Religion of any kind plays no part in Inside Out, a profoundly disappointing aspect of the film since it seems to want to present us with a comprehensive view of how life is lived by human beings. As often in “good” secular film, the family is the closest thing to God, so the Family island is the one that is last to be almost destroyed and is clearly the most important to be restored. The entire metaphor of emotions governing a “headquarters” in the human psyche is sadly materialistic to the core, and the lack of any kind of reference to some sort of higher governing, or even helping, agency misses the point of actual human experience where we are all governed by the gods or God we serve. One could argue that the islands were of Riley’s choosing and serve as her “gods” but since there is no reference to god or the transcendent in the movie, that is simply too clever by half. The movie avoids the transcendent in every way.

Even worse, the only Christ figure in the film is a childhood imaginary friend named Bing-Bong, who gives up his chance of escape from the Abyss of the memory dump by choosing to jump from his rocket ship in order to save Joy. Too many Freudians already irrationally believe in the childishness of faith. They don’t need Pixar to help them along that road. Bing-Bong, Santa Claus, Jesus Christ—all for childhood, right?

Additionally, reason comes in for really bad treatment. At one point on their journey, for example, Sadness, Joy and Bing-Bong are trapped in the Center of Abstract Thought, which turns anything real into an abstraction, capturing it forever. They escape this horror just in time. Plato would be mortified. I cannot remember the exact nature of the joke, but there is also a reference to ideas being all jumbled together while the emotions are riding the Train of Thought. Ah, well, perhaps there is some truth there…

Much of my disappointment with Inside Out stems from the fact that its chief creator and director is Pete Docter, who has declared his Christian faith many times (cf. e.g. this interview). He has said

I don’t think people in any way, shape, or form like to be lectured to. When people go to a movie, they want to see some sort of experience of themselves on the screen. They don’t come to be taught. So in that sense, and in terms of any sort of beliefs, I don’t want to feel as though I’m ever lecturing or putting an agenda forth. (“What’s up Doc(ter)?” Christianity Today, May 26, 2009)

What he doesn’t seem to realize is that every film “lectures” in one way or another, and even further, every film is a religious film, whether it wants to be or not.
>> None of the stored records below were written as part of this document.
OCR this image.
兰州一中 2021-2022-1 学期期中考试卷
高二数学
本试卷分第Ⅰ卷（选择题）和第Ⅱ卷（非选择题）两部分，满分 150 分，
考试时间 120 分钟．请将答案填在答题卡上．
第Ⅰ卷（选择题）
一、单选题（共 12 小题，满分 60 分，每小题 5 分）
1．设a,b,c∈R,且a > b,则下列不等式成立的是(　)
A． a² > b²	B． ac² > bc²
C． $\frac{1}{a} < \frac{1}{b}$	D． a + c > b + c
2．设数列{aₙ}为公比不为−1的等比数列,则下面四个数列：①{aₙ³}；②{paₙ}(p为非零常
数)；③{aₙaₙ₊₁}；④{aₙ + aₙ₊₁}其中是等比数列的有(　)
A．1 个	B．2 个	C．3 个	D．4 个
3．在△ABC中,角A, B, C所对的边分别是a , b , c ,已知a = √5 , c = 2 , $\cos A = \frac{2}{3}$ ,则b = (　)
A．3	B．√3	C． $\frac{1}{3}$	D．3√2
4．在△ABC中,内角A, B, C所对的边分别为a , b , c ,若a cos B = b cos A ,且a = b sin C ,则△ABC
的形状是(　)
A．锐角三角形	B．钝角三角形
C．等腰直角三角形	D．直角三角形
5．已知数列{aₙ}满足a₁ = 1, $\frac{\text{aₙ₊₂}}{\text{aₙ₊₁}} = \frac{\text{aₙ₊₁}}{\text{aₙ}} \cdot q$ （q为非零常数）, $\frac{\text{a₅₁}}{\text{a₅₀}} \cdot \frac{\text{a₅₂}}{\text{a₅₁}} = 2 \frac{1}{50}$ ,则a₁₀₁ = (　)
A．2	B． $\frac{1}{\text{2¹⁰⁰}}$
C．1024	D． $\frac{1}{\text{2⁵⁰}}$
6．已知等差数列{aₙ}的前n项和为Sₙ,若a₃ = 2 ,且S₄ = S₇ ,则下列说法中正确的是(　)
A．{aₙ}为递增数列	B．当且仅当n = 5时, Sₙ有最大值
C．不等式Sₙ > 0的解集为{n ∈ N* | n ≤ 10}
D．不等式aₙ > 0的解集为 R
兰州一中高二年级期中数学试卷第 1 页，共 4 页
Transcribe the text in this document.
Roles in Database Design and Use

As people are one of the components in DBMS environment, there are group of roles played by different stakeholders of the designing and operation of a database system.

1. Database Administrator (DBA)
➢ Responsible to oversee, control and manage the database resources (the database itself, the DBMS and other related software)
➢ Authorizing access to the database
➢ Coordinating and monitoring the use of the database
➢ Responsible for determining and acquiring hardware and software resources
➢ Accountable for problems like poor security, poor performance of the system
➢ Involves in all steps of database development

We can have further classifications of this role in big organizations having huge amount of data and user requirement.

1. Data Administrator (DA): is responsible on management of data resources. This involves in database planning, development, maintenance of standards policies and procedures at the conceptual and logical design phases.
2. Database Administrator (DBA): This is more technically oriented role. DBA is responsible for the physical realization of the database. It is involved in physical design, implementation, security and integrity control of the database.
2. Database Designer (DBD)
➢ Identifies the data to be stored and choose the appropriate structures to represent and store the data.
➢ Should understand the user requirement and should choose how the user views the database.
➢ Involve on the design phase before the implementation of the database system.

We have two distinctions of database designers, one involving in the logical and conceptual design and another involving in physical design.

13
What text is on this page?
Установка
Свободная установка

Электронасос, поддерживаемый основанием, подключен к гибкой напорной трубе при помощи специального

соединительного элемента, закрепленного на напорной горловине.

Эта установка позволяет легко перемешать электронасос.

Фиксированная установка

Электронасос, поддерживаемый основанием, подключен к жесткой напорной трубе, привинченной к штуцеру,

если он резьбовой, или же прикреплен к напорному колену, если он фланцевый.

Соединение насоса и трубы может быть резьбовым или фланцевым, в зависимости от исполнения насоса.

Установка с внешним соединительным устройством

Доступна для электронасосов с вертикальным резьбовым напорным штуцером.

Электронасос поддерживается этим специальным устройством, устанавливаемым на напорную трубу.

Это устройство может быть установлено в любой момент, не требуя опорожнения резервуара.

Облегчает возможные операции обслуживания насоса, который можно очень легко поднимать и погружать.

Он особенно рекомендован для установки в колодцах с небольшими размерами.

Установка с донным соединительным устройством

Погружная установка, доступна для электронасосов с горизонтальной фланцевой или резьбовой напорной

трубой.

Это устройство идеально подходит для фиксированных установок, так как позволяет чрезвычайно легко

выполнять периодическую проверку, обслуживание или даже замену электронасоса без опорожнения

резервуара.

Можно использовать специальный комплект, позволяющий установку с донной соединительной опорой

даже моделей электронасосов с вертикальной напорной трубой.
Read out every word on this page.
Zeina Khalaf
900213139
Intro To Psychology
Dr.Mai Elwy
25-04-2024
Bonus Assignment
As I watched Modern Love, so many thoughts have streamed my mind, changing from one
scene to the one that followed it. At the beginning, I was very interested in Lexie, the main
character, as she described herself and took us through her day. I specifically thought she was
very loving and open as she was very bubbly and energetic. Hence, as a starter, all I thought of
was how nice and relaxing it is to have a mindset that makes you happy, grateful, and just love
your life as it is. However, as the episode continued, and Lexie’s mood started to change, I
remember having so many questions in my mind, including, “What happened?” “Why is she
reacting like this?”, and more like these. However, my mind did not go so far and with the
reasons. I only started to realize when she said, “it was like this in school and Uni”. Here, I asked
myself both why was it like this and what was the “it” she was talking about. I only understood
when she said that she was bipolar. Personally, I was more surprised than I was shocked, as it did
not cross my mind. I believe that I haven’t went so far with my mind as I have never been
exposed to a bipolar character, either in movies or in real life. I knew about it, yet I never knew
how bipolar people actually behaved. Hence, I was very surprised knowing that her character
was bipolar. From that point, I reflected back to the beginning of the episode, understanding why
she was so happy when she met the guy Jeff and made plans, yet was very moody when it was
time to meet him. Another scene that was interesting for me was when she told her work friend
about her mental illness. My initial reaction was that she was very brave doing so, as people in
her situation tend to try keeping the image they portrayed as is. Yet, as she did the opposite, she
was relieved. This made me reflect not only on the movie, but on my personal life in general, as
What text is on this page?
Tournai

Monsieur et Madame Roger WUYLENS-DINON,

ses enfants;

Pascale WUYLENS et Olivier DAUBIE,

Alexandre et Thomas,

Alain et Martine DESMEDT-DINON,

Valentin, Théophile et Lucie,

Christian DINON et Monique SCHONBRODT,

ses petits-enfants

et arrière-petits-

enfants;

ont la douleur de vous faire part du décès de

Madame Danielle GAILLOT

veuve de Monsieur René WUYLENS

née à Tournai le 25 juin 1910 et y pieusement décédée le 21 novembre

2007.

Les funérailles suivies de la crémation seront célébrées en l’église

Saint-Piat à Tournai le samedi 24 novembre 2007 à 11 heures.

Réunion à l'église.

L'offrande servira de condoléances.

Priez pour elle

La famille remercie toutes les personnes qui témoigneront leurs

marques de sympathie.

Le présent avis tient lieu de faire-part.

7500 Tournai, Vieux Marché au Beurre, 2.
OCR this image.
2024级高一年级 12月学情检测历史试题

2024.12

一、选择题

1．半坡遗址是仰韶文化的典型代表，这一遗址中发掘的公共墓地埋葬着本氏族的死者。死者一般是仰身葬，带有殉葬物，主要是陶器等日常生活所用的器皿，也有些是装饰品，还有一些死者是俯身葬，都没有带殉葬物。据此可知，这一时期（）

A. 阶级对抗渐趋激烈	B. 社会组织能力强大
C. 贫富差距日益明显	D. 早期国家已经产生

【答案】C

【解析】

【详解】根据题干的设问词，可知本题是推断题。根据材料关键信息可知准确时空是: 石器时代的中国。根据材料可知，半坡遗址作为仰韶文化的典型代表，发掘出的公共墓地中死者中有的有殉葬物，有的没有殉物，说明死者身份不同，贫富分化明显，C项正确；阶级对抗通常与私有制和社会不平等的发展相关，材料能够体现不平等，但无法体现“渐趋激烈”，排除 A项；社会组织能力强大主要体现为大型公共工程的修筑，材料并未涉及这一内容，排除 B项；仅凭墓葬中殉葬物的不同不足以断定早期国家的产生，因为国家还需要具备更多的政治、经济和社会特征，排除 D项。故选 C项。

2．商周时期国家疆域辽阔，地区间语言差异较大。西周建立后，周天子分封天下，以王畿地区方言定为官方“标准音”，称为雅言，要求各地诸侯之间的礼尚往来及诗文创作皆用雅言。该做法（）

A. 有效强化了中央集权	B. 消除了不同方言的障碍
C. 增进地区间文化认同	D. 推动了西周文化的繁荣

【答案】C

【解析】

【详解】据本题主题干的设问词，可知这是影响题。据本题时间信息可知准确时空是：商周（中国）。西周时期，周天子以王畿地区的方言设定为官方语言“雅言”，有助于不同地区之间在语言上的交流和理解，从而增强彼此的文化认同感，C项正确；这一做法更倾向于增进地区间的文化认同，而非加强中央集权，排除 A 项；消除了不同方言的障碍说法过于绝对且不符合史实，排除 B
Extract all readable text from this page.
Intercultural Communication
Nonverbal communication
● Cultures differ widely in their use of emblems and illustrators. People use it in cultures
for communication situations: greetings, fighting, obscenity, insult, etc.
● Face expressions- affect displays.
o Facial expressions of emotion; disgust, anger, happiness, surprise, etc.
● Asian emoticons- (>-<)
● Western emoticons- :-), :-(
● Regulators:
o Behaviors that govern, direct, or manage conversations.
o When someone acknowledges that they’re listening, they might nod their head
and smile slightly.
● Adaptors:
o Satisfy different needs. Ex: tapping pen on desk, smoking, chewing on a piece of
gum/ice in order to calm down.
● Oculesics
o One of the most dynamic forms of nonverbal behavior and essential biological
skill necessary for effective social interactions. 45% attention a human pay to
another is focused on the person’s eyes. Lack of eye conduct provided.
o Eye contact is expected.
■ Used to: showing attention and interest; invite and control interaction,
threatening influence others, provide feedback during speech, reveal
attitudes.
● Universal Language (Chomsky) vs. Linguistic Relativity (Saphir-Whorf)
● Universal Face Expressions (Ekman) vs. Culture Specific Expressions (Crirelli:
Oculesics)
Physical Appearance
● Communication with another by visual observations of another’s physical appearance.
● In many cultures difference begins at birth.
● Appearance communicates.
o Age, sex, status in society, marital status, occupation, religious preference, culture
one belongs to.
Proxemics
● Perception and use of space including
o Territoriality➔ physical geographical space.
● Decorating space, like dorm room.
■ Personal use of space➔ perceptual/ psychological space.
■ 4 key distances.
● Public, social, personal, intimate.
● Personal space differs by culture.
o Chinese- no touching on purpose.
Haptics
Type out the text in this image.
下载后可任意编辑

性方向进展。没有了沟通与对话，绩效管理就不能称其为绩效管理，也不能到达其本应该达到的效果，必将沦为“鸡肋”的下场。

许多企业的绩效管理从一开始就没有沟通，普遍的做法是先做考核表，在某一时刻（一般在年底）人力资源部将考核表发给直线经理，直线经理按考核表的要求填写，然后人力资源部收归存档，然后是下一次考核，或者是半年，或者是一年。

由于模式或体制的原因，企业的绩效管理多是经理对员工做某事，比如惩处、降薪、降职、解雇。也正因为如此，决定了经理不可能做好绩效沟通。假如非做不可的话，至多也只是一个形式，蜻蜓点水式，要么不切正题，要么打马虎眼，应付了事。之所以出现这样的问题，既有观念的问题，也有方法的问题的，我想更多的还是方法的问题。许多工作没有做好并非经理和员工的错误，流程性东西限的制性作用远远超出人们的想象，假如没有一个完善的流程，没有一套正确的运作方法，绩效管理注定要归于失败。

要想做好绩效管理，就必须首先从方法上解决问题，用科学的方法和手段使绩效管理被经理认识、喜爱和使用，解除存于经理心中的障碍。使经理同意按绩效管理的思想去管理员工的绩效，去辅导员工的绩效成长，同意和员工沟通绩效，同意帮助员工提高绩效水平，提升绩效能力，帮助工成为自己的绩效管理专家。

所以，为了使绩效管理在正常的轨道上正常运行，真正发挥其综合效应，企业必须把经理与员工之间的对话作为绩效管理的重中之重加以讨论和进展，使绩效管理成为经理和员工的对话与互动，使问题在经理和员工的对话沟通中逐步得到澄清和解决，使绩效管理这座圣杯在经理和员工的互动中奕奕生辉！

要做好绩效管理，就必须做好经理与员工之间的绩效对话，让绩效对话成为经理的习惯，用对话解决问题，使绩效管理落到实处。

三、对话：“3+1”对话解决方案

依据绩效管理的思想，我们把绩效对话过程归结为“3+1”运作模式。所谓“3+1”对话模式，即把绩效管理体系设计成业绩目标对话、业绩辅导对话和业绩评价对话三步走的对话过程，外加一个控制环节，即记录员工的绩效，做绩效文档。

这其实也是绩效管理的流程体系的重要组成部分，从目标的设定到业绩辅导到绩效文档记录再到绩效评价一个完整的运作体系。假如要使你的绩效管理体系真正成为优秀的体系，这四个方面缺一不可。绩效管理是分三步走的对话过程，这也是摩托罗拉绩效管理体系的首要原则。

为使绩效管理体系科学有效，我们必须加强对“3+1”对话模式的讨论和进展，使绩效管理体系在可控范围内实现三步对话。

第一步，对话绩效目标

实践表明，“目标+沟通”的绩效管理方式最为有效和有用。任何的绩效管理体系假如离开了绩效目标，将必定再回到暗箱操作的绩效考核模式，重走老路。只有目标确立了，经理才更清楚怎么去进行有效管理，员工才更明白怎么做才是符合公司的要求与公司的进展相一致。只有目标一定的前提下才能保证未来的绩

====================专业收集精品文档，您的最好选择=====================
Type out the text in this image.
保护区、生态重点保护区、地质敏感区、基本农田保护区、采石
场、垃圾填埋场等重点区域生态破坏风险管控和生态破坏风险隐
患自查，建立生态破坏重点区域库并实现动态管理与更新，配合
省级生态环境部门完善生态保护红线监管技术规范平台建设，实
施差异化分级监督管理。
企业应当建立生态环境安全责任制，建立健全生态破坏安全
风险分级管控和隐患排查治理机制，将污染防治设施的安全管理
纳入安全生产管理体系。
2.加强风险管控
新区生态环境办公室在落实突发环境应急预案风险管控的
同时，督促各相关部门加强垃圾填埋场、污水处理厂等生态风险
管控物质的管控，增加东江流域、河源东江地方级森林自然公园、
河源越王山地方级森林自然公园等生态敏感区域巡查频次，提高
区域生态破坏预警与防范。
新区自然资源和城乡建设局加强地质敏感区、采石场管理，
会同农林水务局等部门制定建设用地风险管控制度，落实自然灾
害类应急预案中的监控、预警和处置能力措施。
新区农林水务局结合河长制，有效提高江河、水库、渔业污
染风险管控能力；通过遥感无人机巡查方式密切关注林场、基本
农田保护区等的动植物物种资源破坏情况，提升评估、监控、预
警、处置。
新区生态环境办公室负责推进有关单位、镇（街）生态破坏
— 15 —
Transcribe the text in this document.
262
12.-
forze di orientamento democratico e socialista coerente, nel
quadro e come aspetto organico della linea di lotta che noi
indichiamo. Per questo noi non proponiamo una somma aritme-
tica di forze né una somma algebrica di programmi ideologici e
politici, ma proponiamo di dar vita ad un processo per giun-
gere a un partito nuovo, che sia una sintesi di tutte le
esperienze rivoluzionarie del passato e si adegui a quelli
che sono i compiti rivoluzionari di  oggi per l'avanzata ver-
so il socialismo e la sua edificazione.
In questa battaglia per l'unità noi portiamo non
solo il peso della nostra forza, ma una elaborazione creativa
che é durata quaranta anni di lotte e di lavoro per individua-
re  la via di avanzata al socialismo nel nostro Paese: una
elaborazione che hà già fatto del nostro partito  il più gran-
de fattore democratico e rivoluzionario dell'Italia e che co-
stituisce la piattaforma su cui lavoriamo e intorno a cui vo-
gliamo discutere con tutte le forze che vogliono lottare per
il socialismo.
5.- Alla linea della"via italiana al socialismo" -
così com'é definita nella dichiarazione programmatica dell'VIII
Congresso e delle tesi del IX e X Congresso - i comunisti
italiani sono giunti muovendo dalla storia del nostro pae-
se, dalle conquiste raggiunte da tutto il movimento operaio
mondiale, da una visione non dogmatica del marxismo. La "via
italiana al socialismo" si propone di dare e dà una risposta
Particularly, film that deals with the mind, the emotions, character formation and the capacity for decision making in the human being simply shouts one view or another about the existence of God, the nature of man, the means of salvation and a host of other teachings that force one to religious conclusions. The religion in a film doesn’t have to be heavy or overly direct, but in Inside Out, Docter didn’t give us anything that even hints at the existence of the transcendent. That’s a pity because the film has many, albeit humanistic, insights.